Moral Coercion: Why Religious Institutions Will Keep Fighting Obamacare (Commentary)

By Meaghan Miracle ’13

The recent Supreme Court ruling affirming the Affordable Care Act (ACA) served as a confirmation that religious institutions will soon be forced to provide services in violation of their deeply held beliefs. While the court didn’t specifically address the regulation that requires contraception to be provided under employer-based health care plans, by allowing the law to stand under other challenges that provision is now in full-effect.  For many institutions the ACA will take effect as soon as August 1, in time for the upcoming school year.

The provision of the ACA still at issue is a regulation promulgated by the Department of Health and Human Services (HHS) that requires most health insurance plans to cover, at no added cost, the full range of FDA-approved contraceptive methods and sterilization procedures, or pay a fine of $2,000 per full-time employee. Efforts in Congress to overturn it have failed. Though the rule exempts certain religious employers, the definition is narrowly defined so that religious-based universities and many social service providers do not meet the exemption.

As written, this rule overrides current state laws in all 50 states and the District of Columbia. Catholic University of America joined 42 Catholic dioceses, schools, hospitals, and social service agencies in filing suit in federal court. The lawsuit alleges the mandate violates the Religious Freedom Restoration Act (RFRA), the First Amendment and the Administrative Procedure Act. It asks for declaratory judgment on such violations and an order vacating the mandate. At least 22 similar lawsuits have been filed. Catholics view this as an unprecedented intrusion on rights they have had since the founding of this nation. For them, a lawsuit was a means of last resort.

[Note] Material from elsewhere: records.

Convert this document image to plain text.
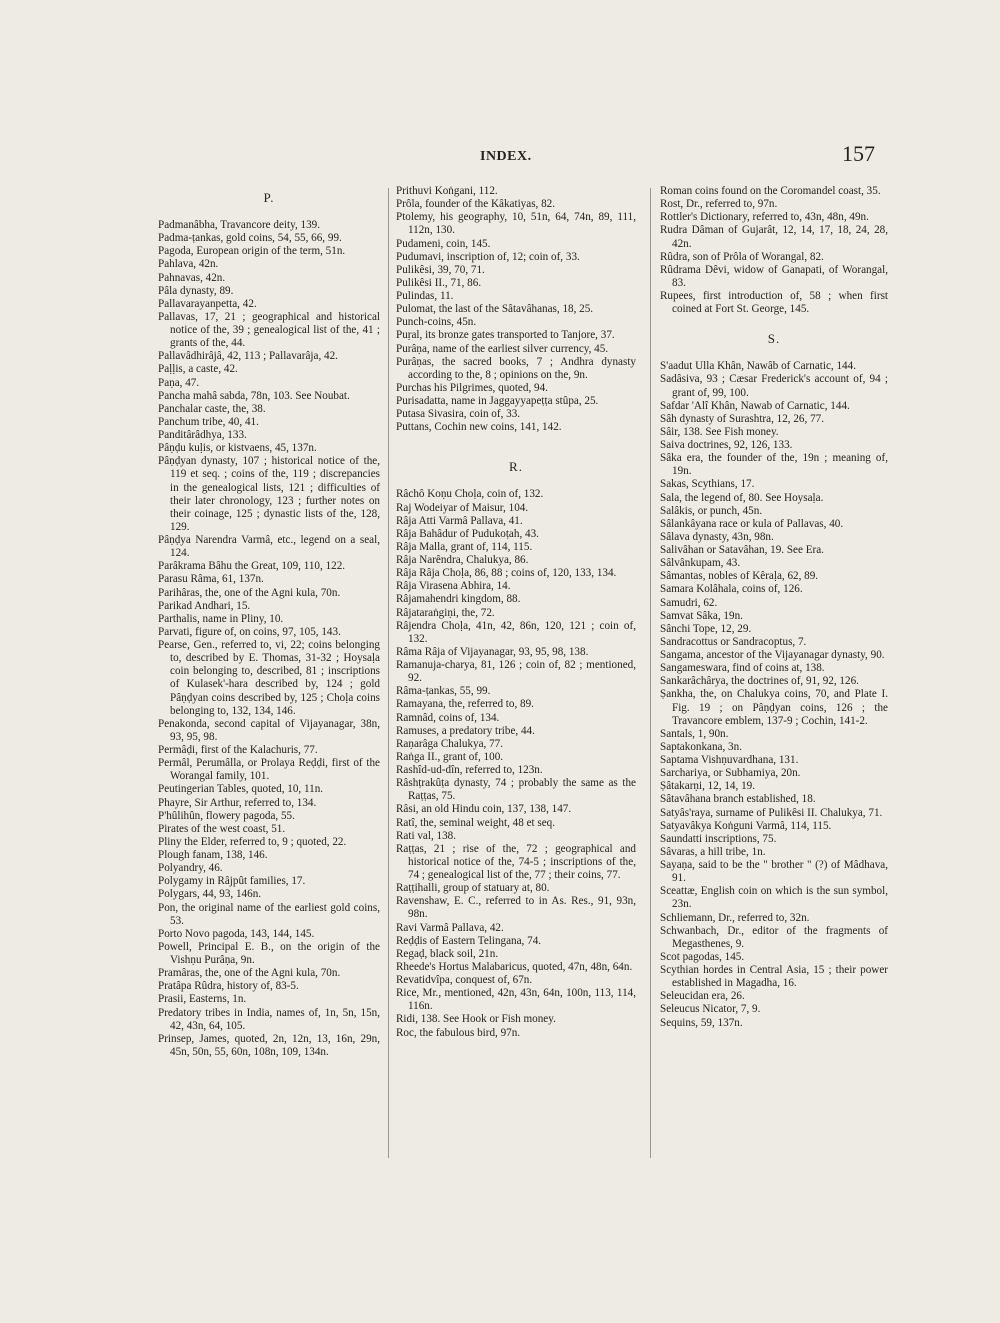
INDEX.	157
P.
Padmanâbha, Travancore deity, 139.
Padma-ṭankas, gold coins, 54, 55, 66, 99.
Pagoda, European origin of the term, 51n.
Pahlava, 42n.
Pahnavas, 42n.
Pâla dynasty, 89.
Pallavarayanpetta, 42.
Pallavas, 17, 21 ; geographical and historical notice of the, 39 ; genealogical list of the, 41 ; grants of the, 44.
Pallavâdhirâjâ, 42, 113 ; Pallavarâja, 42.
Paḷḷis, a caste, 42.
Paṇa, 47.
Pancha mahâ sabda, 78n, 103. See Noubat.
Panchalar caste, the, 38.
Panchum tribe, 40, 41.
Panditârâdhya, 133.
Pâṇḍu kuḷis, or kistvaens, 45, 137n.
Pâṇḍyan dynasty, 107 ; historical notice of the, 119 et seq. ; coins of the, 119 ; discrepancies in the genealogical lists, 121 ; difficulties of their later chronology, 123 ; further notes on their coinage, 125 ; dynastic lists of the, 128, 129.
Pâṇḍya Narendra Varmâ, etc., legend on a seal, 124.
Parâkrama Bâhu the Great, 109, 110, 122.
Parasu Râma, 61, 137n.
Parihâras, the, one of the Agni kula, 70n.
Parikad Andhari, 15.
Parthalis, name in Pliny, 10.
Parvati, figure of, on coins, 97, 105, 143.
Pearse, Gen., referred to, vi, 22; coins belonging to, described by E. Thomas, 31-32 ; Hoysaḷa coin belonging to, described, 81 ; inscriptions of Kulasek'-hara described by, 124 ; gold Pâṇḍyan coins described by, 125 ; Choḷa coins belonging to, 132, 134, 146.
Penakonda, second capital of Vijayanagar, 38n, 93, 95, 98.
Permâḍi, first of the Kalachuris, 77.
Permâl, Perumâlla, or Prolaya Reḍḍi, first of the Worangal family, 101.
Peutingerian Tables, quoted, 10, 11n.
Phayre, Sir Arthur, referred to, 134.
P'hûlihûn, flowery pagoda, 55.
Pirates of the west coast, 51.
Pliny the Elder, referred to, 9 ; quoted, 22.
Plough fanam, 138, 146.
Polyandry, 46.
Polygamy in Râjpût families, 17.
Polygars, 44, 93, 146n.
Pon, the original name of the earliest gold coins, 53.
Porto Novo pagoda, 143, 144, 145.
Powell, Principal E. B., on the origin of the Vishṇu Purâṇa, 9n.
Pramâras, the, one of the Agni kula, 70n.
Pratâpa Rûdra, history of, 83-5.
Prasii, Easterns, 1n.
Predatory tribes in India, names of, 1n, 5n, 15n, 42, 43n, 64, 105.
Prinsep, James, quoted, 2n, 12n, 13, 16n, 29n, 45n, 50n, 55, 60n, 108n, 109, 134n.
Prithuvi Koṅgani, 112.
Prôla, founder of the Kâkatiyas, 82.
Ptolemy, his geography, 10, 51n, 64, 74n, 89, 111, 112n, 130.
Pudameni, coin, 145.
Pudumavi, inscription of, 12; coin of, 33.
Pulikêsi, 39, 70, 71.
Pulikêsi II., 71, 86.
Pulindas, 11.
Pulomat, the last of the Sâtavâhanas, 18, 25.
Punch-coins, 45n.
Puṛal, its bronze gates transported to Tanjore, 37.
Purâṇa, name of the earliest silver currency, 45.
Purâṇas, the sacred books, 7 ; Andhra dynasty according to the, 8 ; opinions on the, 9n.
Purchas his Pilgrimes, quoted, 94.
Purisadatta, name in Jaggayyapeṭṭa stûpa, 25.
Putasa Sivasira, coin of, 33.
Puttans, Cochin new coins, 141, 142.
R.
Râchô Koṇu Choḷa, coin of, 132.
Raj Wodeiyar of Maisur, 104.
Râja Atti Varmâ Pallava, 41.
Râja Bahâdur of Pudukoṭah, 43.
Râja Malla, grant of, 114, 115.
Râja Narêndra, Chalukya, 86.
Râja Râja Choḷa, 86, 88 ; coins of, 120, 133, 134.
Râja Virasena Abhira, 14.
Râjamahendri kingdom, 88.
Râjataraṅgiṇi, the, 72.
Râjendra Choḷa, 41n, 42, 86n, 120, 121 ; coin of, 132.
Râma Râja of Vijayanagar, 93, 95, 98, 138.
Ramanuja-charya, 81, 126 ; coin of, 82 ; mentioned, 92.
Râma-ṭankas, 55, 99.
Ramayana, the, referred to, 89.
Ramnâd, coins of, 134.
Ramuses, a predatory tribe, 44.
Raṇarâga Chalukya, 77.
Raṅga II., grant of, 100.
Rashîd-ud-dîn, referred to, 123n.
Râshṭrakûṭa dynasty, 74 ; probably the same as the Raṭṭas, 75.
Râsi, an old Hindu coin, 137, 138, 147.
Ratî, the, seminal weight, 48 et seq.
Rati val, 138.
Raṭṭas, 21 ; rise of the, 72 ; geographical and historical notice of the, 74-5 ; inscriptions of the, 74 ; genealogical list of the, 77 ; their coins, 77.
Raṭṭihalli, group of statuary at, 80.
Ravenshaw, E. C., referred to in As. Res., 91, 93n, 98n.
Ravi Varmâ Pallava, 42.
Reḍḍis of Eastern Telingana, 74.
Regaḍ, black soil, 21n.
Rheede's Hortus Malabaricus, quoted, 47n, 48n, 64n.
Revatidvîpa, conquest of, 67n.
Rice, Mr., mentioned, 42n, 43n, 64n, 100n, 113, 114, 116n.
Ridi, 138. See Hook or Fish money.
Roc, the fabulous bird, 97n.
Roman coins found on the Coromandel coast, 35.
Rost, Dr., referred to, 97n.
Rottler's Dictionary, referred to, 43n, 48n, 49n.
Rudra Dâman of Gujarât, 12, 14, 17, 18, 24, 28, 42n.
Rûdra, son of Prôla of Worangal, 82.
Rûdrama Dêvi, widow of Ganapati, of Worangal, 83.
Rupees, first introduction of, 58 ; when first coined at Fort St. George, 145.
S.
S'aadut Ulla Khân, Nawâb of Carnatic, 144.
Sadâsiva, 93 ; Cæsar Frederick's account of, 94 ; grant of, 99, 100.
Safdar 'Alî Khân, Nawab of Carnatic, 144.
Sâh dynasty of Surashtra, 12, 26, 77.
Sâir, 138. See Fish money.
Saiva doctrines, 92, 126, 133.
Sâka era, the founder of the, 19n ; meaning of, 19n.
Sakas, Scythians, 17.
Sala, the legend of, 80. See Hoysaḷa.
Salâkis, or punch, 45n.
Sâlankâyana race or kula of Pallavas, 40.
Sâlava dynasty, 43n, 98n.
Salivâhan or Satavâhan, 19. See Era.
Sâlvânkupam, 43.
Sâmantas, nobles of Kêraḷa, 62, 89.
Samara Kolâhala, coins of, 126.
Samudri, 62.
Samvat Sâka, 19n.
Sânchi Tope, 12, 29.
Sandracottus or Sandracoptus, 7.
Sangama, ancestor of the Vijayanagar dynasty, 90.
Sangameswara, find of coins at, 138.
Sankarâchârya, the doctrines of, 91, 92, 126.
Ṣankha, the, on Chalukya coins, 70, and Plate I. Fig. 19 ; on Pâṇḍyan coins, 126 ; the Travancore emblem, 137-9 ; Cochin, 141-2.
Santals, 1, 90n.
Saptakonkana, 3n.
Saptama Vishṇuvardhana, 131.
Sarchariya, or Subhamiya, 20n.
Ṣâtakarṇi, 12, 14, 19.
Sâtavâhana branch established, 18.
Satyâs'raya, surname of Pulikêsi II. Chalukya, 71.
Satyavâkya Koṅguni Varmâ, 114, 115.
Saundatti inscriptions, 75.
Sâvaras, a hill tribe, 1n.
Sayaṇa, said to be the " brother " (?) of Mâdhava, 91.
Sceattæ, English coin on which is the sun symbol, 23n.
Schliemann, Dr., referred to, 32n.
Schwanbach, Dr., editor of the fragments of Megasthenes, 9.
Scot pagodas, 145.
Scythian hordes in Central Asia, 15 ; their power established in Magadha, 16.
Seleucidan era, 26.
Seleucus Nicator, 7, 9.
Sequins, 59, 137n.
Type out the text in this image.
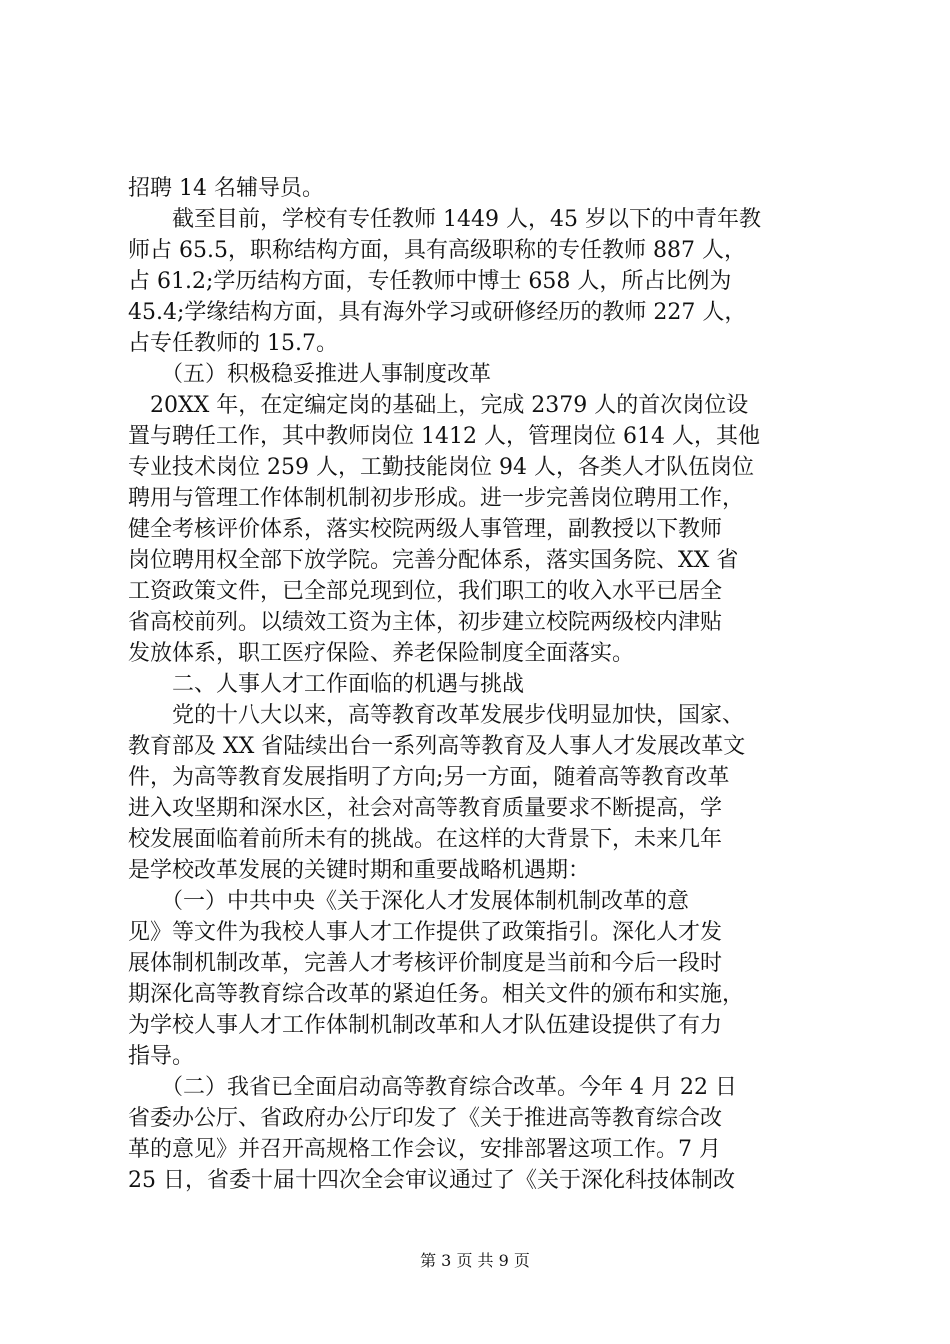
招聘 14 名辅导员。
　　截至目前，学校有专任教师 1449 人，45 岁以下的中青年教
师占 65.5，职称结构方面，具有高级职称的专任教师 887 人，
占 61.2;学历结构方面，专任教师中博士 658 人，所占比例为
45.4;学缘结构方面，具有海外学习或研修经历的教师 227 人，
占专任教师的 15.7。
　　（五）积极稳妥推进人事制度改革
　20XX 年，在定编定岗的基础上，完成 2379 人的首次岗位设
置与聘任工作，其中教师岗位 1412 人，管理岗位 614 人，其他
专业技术岗位 259 人，工勤技能岗位 94 人，各类人才队伍岗位
聘用与管理工作体制机制初步形成。进一步完善岗位聘用工作，
健全考核评价体系，落实校院两级人事管理，副教授以下教师
岗位聘用权全部下放学院。完善分配体系，落实国务院、XX 省
工资政策文件，已全部兑现到位，我们职工的收入水平已居全
省高校前列。以绩效工资为主体，初步建立校院两级校内津贴
发放体系，职工医疗保险、养老保险制度全面落实。
　　二、人事人才工作面临的机遇与挑战
　　党的十八大以来，高等教育改革发展步伐明显加快，国家、
教育部及 XX 省陆续出台一系列高等教育及人事人才发展改革文
件，为高等教育发展指明了方向;另一方面，随着高等教育改革
进入攻坚期和深水区，社会对高等教育质量要求不断提高，学
校发展面临着前所未有的挑战。在这样的大背景下，未来几年
是学校改革发展的关键时期和重要战略机遇期：
　　（一）中共中央《关于深化人才发展体制机制改革的意
见》等文件为我校人事人才工作提供了政策指引。深化人才发
展体制机制改革，完善人才考核评价制度是当前和今后一段时
期深化高等教育综合改革的紧迫任务。相关文件的颁布和实施，
为学校人事人才工作体制机制改革和人才队伍建设提供了有力
指导。
　　（二）我省已全面启动高等教育综合改革。今年 4 月 22 日
省委办公厅、省政府办公厅印发了《关于推进高等教育综合改
革的意见》并召开高规格工作会议，安排部署这项工作。7 月
25 日，省委十届十四次全会审议通过了《关于深化科技体制改
第 3 页 共 9 页
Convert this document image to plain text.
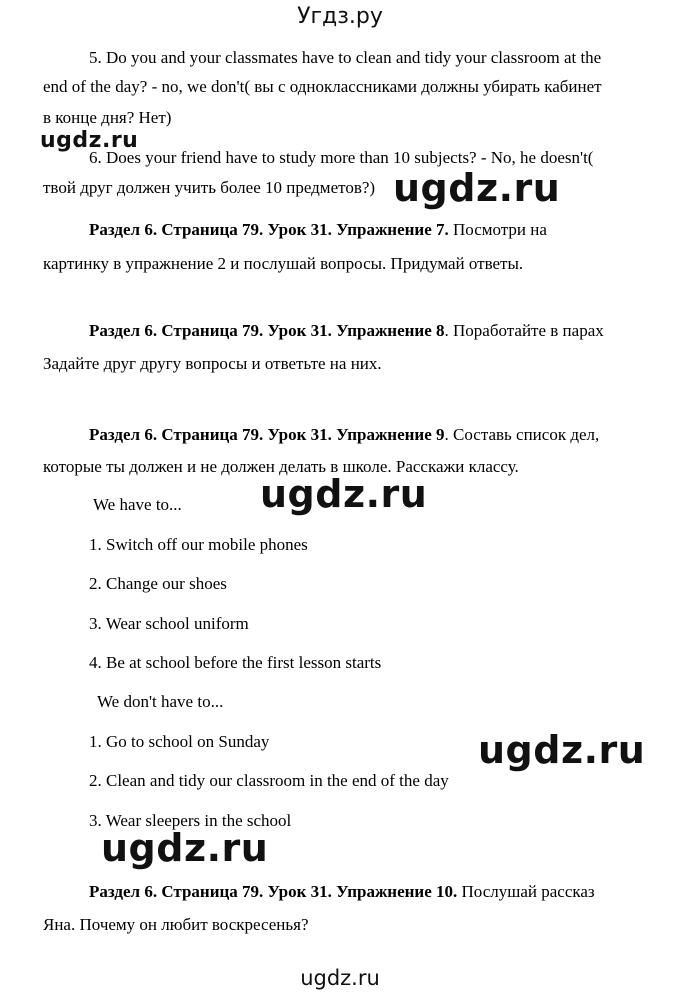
Угдз.ру
5. Do you and your classmates have to clean and tidy your classroom at the
end of the day? - no, we don't( вы с одноклассниками должны убирать кабинет
в конце дня? Нет)
ugdz.ru
6. Does your friend have to study more than 10 subjects? - No, he doesn't(
твой друг должен учить более 10 предметов?) ugdz.ru
Раздел 6. Страница 79. Урок 31. Упражнение 7. Посмотри на
картинку в упражнение 2 и послушай вопросы. Придумай ответы.
Раздел 6. Страница 79. Урок 31. Упражнение 8. Поработайте в парах
Задайте друг другу вопросы и ответьте на них.
Раздел 6. Страница 79. Урок 31. Упражнение 9. Составь список дел,
которые ты должен и не должен делать в школе. Расскажи классу.
ugdz.ru
We have to...
1. Switch off our mobile phones
2. Change our shoes
3. Wear school uniform
4. Be at school before the first lesson starts
We don't have to...
1. Go to school on Sunday	ugdz.ru
2. Clean and tidy our classroom in the end of the day
3. Wear sleepers in the school
ugdz.ru
Раздел 6. Страница 79. Урок 31. Упражнение 10. Послушай рассказ
Яна. Почему он любит воскресенья?
ugdz.ru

Why all the fuss over contraception? Catholics believe some of these are abortifacients, or substances thought to induce abortion. Providing them stands in direct contradiction to deeply held religious beliefs about the value of human life. Take for example the drug Ella, which is labeled by the FDA as an “emergency contraceptive” and thus covered free of charge under the mandate. Ella’s chemical makeup is eerily similar to the abortion drug RU-486. Ella provides contraceptive coverage for up to five days after unprotected sex, and has been described as working to affect implantation of an already fertilized egg. This is ironic because the ACA clearly prohibits any federal mandate to cover abortion as an essential health benefit.

Catholics feel called to care for the poor, hungry, sick and the homeless – not just to their own members, but to the global population. In fact, many Catholics advocate for universal health care as a basic human right. Pope Benedict XVI has even insisted such coverage affirms the ordained dignity of the human person and is a moral imperative of the common good. Catholic hospitals account for the largest non-governmental provider of health care in the U.S. The HHS mandate does not allow them to serve others on their own terms.

Proponents of the preventative services provision in question claim this is only a matter of women’s rights. In practical terms, this “conflict” is a red herring; more than 90-percent of employer-based insurance plans already cover prescription contraceptives, three times the proportion that did so just a decade ago. The drugs are freely available in the marketplace and nothing prevents the government from distributing them or making them available under other plans, such as a public option.

Even if this truly were a conflict between religious freedom and women’s rights, should our First Amendment, enumerated and recognized since 1789, bow to the notion of women’s rights found under the guise of privacy supposedly in the Ninth Amendment?

In addition, one should distinguish between allowing certain lifestyle choices to be available and forcing groups to fund others’ lifestyle choices. With every right to choose is an implied right not to exercise that choice. The right of religious institutions to live in accordance with their conscience goes way back to the Quakers’ conscious objection to participate in war. The Obama administration is asking Catholics to put their obligation to the state before their duty to obey God’s laws.

Though the highest court has upheld the ACA, this is only the beginning with respect to the legal battles it is sure to bring. Catholics and others concerned with their First Amendment rights will not easily give up what they hold to be a basic fundamental freedom. Those unconcerned with contraceptives being provided should ponder the chilling effects this forced provision has on the name of any exercise of religion.

Read the legal complaint here.



  1. John T. Billings '13 · · Reply

    Great article. And we can’t forget about the members of religious institutions. In my view, business owners who have a religious objection to the use of abortifacients should not be forced to act against their conscious either.

    1. John T. Billings '13 · · Reply

      * conscience

  2. annonymous · · Reply

    Business owners who have a religious objection to the use of abortifacients.. should learn to keep business and their personal beliefs separate. Tax dollars blah blah. We all pay taxes that go mostly to war and what religion is OK with that. This isn’t any different than all the other immoral things our money go to like capital punishment- how do you catholics feel about that? Not complaining as much about that huh?

    This was a good article by the way, just sharing about I feel about the whole thing.